Carbon Drawdown Initiative Touches ∼10% of the CDR Workforce. Here’s What That Means.
About one in ten people working in carbon removal is connected to our portfolio. I'm proud of that number, but it also tells a bigger story.
The numbers behind the claim
We recently surveyed our portfolio companies on two questions: how many people do you employ, and how much CDR have you actually delivered?
The answers:
961 employees across the portfolio
806,000 tonnes of CO₂ removed and delivered by end of 2025
55% of our companies have already issued verified CDR certificates to buyers
806 kilotonnes. The entire CDR industry globally was estimated to have delivered roughly 0.015 gigatonnes in 2025. Our portfolio accounts for a meaningful slice of that, about 5%. The 55% certificate figure matters most to me. More than half our portfolio has already transferred real, verified carbon removal to paying customers. It's in the ground, in the rock, in the ocean.
The 10% figure and where it comes from
To understand what 961 employees means, you need context for the whole industry.
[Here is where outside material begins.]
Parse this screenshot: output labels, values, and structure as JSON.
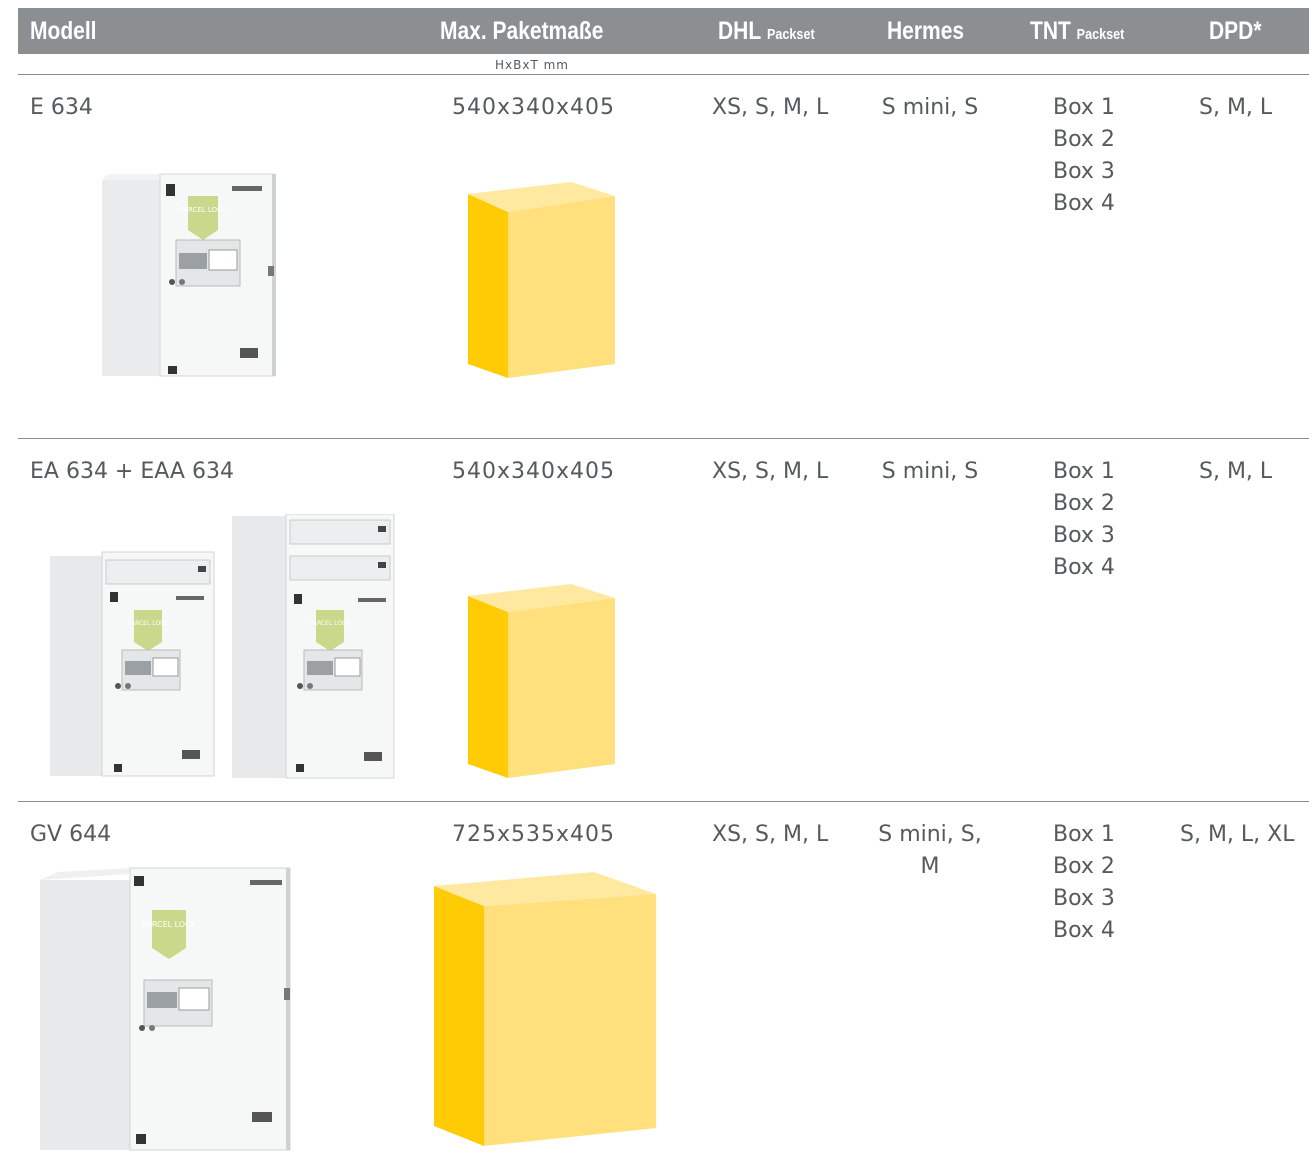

Captain Drawdown, an AI assistant we built to track the CDR sector, puts the global CDR workforce (“Pure-play CDR” companies) at a hard lower bound of 10,000 people. Accounting for contracted field operators, CDR teams embedded inside major industrial firms, and companies not yet catalogued (particularly in the Global South), the defensible upper range is 20,000 to 25,000 people worldwide.
Let that sink in. The entire global carbon removal workforce fits inside a mid-sized university. For comparison: the global wind energy sector employs roughly 1.4 million people. Solar, around 4 million. The entire CDR industry, every company, every method, every geography, employs roughly the same number of people as a single large hospital system.
This is an industry in its infancy. And yet it's tackling one of the hardest problems in climate science.
A few players have a big reach
cdr.fyi mapped Microsoft's footprint. Microsoft is now the single most consequential CDR buyer on the planet, contracting with 39 suppliers and accounting for 78.5% of all publicly disclosed durable CDR tonnes as of April 2026. Using Captain Drawdown’s CDR supplier database and Microsoft’s list of suppliers (collected from the Internet) we can estimate that Microsoft's purchases co-finance an estimated 10 to 20% of the supplier-side CDR workforce (pure-play CDR companies only, i.e. without BECCS). Many people at purpose-built CDR companies depend on a primary commercial relationship with Microsoft. That's only possible because the industry is still this small.
Two sides of the same coin
The smallness is a risk. When this much depends on so few buyers, so few investors, so few early bets, the ecosystem is fragile. One bad market cycle, one shift in policy, one buyer pulling back, and you feel it across the entire sector. But the smallness is also an opportunity. In most industries, no single investor shapes the whole field. Here, they can. Individual companies, individual scientists, individual funders still move the needle in a way that simply isn't possible in mature markets. This is what concentrated, early-stage capital can do: not just back companies, but help determine what gets built at scale. Who shows up now writes the blueprint for what comes next.
What this actually tells us
I've watched a lot of industries grow from nothing. The early years always look the same: small numbers, scrappy teams, more believers than proof. CDR is in that phase right now. But the proof is coming. New companies are forming, buyers are writing real checks, and the science is advancing faster than most people realize. The companies that stick around are the ones that build something solid before the hype arrives. That's what we're trying to do.
Nearly a thousand people. 806 kilotonnes removed. 55% already delivering certified carbon removal. This isn't theory. It's working.